Accused of Mr Jedrzejewski’s murder are: Crosdale and Callum Banton, both 18, and both of Fleetwood Close, Newport; Wallis, aged 43, of Keene Street; and a 17-year-old youth who cannot be named for legal reasons.

All deny the charge.

Cross-examining Crosdale, Paul Lewis QC, defending Wallis, said his claim of going into Wallis’s house was “a barefaced lie.” Crosdale replied: “It was the truth.”

In a police interview read earlier in the trial, Wallis said Crosdale asked to come in to his house and he refused, telling him to "keep running”.

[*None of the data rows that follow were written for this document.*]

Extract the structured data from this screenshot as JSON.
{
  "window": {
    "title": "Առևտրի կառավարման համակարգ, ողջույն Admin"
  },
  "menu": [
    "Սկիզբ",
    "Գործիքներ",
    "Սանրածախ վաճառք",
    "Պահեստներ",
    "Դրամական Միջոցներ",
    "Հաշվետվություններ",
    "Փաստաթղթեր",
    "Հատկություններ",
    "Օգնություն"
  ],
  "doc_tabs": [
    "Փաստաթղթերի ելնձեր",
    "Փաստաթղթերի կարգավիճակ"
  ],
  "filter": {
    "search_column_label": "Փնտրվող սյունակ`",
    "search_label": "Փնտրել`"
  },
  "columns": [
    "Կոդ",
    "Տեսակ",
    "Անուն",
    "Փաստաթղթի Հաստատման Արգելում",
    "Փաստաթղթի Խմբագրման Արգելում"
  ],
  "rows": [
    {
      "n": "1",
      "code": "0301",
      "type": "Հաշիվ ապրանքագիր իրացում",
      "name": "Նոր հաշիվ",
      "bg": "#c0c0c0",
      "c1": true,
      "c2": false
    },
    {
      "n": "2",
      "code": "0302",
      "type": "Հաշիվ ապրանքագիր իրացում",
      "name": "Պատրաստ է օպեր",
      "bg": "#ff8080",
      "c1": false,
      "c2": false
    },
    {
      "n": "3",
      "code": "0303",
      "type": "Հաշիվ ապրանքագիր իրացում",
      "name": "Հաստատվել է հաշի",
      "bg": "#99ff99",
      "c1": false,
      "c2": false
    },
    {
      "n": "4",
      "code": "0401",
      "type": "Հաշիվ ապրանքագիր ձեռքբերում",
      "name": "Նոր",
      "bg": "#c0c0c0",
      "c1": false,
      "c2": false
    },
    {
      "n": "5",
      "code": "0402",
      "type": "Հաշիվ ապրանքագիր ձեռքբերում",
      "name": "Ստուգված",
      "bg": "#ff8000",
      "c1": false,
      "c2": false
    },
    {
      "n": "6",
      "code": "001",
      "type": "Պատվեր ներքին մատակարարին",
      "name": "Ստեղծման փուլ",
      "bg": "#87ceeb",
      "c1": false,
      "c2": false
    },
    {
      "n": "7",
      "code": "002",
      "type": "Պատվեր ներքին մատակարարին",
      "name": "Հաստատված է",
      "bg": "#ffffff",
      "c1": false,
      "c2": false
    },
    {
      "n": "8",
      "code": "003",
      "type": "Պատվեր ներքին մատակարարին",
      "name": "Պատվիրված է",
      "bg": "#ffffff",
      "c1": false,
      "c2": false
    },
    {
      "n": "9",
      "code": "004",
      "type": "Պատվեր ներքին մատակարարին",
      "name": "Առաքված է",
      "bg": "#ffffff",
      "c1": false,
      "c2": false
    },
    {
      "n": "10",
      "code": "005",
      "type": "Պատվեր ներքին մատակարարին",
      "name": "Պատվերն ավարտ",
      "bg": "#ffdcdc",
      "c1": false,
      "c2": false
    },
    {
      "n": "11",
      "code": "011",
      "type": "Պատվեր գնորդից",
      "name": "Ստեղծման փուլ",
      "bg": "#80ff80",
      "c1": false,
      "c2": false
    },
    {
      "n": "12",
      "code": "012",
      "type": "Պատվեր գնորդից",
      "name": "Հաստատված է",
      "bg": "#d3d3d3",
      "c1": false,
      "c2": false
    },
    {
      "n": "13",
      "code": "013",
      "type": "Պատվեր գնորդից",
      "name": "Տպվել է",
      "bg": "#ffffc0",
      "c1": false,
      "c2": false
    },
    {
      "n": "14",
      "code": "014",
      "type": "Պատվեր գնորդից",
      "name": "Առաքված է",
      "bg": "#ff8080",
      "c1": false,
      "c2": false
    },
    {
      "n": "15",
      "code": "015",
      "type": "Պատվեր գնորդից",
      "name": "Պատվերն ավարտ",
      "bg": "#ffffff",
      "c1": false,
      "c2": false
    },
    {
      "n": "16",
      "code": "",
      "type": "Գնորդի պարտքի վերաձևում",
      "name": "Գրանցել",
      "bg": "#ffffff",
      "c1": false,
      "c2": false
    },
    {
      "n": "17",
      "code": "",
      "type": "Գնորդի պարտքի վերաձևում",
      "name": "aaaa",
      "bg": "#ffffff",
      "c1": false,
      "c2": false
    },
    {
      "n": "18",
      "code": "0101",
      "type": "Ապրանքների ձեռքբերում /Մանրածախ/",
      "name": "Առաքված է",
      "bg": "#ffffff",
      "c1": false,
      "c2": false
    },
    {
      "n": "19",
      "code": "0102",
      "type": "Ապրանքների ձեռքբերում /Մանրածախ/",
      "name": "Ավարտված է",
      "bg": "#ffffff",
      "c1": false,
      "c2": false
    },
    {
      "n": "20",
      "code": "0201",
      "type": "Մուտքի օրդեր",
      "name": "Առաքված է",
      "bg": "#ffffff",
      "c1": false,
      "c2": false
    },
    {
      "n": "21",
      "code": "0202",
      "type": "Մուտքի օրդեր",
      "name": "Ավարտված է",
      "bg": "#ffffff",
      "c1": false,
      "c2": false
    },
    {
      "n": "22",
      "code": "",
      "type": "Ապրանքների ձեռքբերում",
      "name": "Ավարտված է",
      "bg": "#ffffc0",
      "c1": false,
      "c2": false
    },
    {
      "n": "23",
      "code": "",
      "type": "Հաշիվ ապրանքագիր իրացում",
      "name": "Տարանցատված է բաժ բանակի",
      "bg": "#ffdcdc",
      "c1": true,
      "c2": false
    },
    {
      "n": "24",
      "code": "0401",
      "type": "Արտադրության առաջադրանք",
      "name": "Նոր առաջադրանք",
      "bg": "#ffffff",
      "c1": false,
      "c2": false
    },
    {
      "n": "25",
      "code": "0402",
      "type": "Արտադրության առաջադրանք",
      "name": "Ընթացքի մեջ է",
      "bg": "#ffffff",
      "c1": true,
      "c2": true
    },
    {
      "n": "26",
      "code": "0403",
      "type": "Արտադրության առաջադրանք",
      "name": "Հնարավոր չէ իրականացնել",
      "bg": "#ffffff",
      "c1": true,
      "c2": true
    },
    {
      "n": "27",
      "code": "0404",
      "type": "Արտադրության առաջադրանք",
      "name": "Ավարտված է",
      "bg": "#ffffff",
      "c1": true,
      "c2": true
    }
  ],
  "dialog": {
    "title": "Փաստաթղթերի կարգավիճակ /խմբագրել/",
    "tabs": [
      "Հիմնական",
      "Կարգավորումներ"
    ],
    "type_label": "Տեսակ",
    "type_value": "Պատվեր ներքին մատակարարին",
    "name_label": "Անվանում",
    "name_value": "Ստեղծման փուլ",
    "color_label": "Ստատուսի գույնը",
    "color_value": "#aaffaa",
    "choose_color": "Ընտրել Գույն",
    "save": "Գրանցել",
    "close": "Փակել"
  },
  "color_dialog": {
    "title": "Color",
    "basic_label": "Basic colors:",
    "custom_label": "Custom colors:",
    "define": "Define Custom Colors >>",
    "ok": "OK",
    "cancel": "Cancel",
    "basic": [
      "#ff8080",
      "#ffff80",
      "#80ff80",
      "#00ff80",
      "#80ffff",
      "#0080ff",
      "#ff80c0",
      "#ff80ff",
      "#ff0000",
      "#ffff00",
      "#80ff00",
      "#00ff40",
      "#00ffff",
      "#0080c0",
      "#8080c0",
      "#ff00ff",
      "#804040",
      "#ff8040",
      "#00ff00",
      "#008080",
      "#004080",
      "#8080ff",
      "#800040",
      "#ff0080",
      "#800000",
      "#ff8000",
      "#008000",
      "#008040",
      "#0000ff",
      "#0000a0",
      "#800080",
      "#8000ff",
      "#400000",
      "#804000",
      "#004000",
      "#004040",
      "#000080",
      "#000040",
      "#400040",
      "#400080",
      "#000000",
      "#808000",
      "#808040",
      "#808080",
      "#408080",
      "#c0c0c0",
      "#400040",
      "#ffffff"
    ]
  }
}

Mr Lewis asked who else heard Wallis “boast to you that he has kicked the man?” Crosdale replied “No-one”.

Crosdale admitted throwing a piece of wood at Mr Jedrzejewski - who was ejected moments earlier from the Cromwell Stores - but denied using it to hit him.

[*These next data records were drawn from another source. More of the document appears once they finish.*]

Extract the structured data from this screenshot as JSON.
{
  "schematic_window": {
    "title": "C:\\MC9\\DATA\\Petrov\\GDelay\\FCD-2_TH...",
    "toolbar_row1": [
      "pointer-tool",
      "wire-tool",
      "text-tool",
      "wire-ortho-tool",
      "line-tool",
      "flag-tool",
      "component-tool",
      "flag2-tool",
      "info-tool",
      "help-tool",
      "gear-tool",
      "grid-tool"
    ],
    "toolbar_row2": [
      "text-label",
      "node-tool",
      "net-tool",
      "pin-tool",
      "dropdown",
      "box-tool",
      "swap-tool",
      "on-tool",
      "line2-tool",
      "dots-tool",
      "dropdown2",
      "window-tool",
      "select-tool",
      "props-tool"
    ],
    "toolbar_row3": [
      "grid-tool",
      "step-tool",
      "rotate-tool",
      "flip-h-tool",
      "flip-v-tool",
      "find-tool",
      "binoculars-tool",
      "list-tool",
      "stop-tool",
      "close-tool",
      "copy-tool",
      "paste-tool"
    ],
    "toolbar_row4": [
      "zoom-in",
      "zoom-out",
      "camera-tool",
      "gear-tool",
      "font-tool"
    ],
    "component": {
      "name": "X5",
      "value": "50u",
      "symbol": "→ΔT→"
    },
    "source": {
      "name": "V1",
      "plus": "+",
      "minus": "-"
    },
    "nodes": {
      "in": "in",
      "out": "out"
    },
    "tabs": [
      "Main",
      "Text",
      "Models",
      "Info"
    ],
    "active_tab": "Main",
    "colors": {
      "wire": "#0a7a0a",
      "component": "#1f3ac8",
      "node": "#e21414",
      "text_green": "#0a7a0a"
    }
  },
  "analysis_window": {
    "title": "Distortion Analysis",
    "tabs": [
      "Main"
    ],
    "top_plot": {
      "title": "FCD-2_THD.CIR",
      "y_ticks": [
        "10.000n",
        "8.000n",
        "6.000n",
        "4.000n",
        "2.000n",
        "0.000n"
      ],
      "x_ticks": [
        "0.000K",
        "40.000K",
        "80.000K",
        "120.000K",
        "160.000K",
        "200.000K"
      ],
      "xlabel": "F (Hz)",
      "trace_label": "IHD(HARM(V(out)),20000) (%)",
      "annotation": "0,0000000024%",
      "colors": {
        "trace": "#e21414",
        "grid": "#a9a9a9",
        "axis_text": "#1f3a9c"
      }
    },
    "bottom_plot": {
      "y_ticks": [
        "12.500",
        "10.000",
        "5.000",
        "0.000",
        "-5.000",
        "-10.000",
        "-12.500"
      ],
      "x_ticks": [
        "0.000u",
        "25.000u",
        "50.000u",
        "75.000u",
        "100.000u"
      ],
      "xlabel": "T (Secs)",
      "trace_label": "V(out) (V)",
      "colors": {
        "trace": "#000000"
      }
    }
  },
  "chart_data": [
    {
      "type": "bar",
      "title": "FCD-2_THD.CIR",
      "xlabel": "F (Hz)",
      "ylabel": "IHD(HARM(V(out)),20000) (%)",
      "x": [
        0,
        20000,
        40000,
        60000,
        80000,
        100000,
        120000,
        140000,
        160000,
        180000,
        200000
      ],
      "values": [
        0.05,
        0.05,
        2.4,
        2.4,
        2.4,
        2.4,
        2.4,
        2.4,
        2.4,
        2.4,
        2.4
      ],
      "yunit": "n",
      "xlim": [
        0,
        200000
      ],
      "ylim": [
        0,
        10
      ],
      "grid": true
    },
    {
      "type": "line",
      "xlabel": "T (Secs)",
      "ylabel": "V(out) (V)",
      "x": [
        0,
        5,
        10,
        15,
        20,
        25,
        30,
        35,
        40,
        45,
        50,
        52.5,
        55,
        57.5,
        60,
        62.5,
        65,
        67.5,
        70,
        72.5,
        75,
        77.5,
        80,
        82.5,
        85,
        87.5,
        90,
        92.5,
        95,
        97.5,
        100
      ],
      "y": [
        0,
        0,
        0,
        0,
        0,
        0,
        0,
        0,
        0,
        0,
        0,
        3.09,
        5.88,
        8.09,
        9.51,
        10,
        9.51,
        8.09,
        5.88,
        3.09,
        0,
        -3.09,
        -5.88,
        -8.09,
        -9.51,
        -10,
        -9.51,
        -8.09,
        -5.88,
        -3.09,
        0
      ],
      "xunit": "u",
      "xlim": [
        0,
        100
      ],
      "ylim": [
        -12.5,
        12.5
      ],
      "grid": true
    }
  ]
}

He described Banton and the youth “pushing and shoving” Mr Jedrzejewski down the road, then hearing noises “like dum, dum, dum”. He assumed he had fallen between two vehicles.

Crosdale told the court he could not see what was happening, but saw Banton and the youth move away and walk off.

“I can’t vouch for them on this, but they said the guy was fine,” he said.

He denied Mr Lewis’s suggestions that Banton and the youth were hitting, not pushing Mr Jedrzejewski, and that “all three of you attacked him”.

After the man fell, Crosdale said he heard a loud bang and while running down the road “saw Wallis there”.

Proceeding.

Of Mr Lewis’s suggestion that Wallis had turned the man on his side”, Crosdale said: “If you want to be fooled into believing that, that’s up to you.”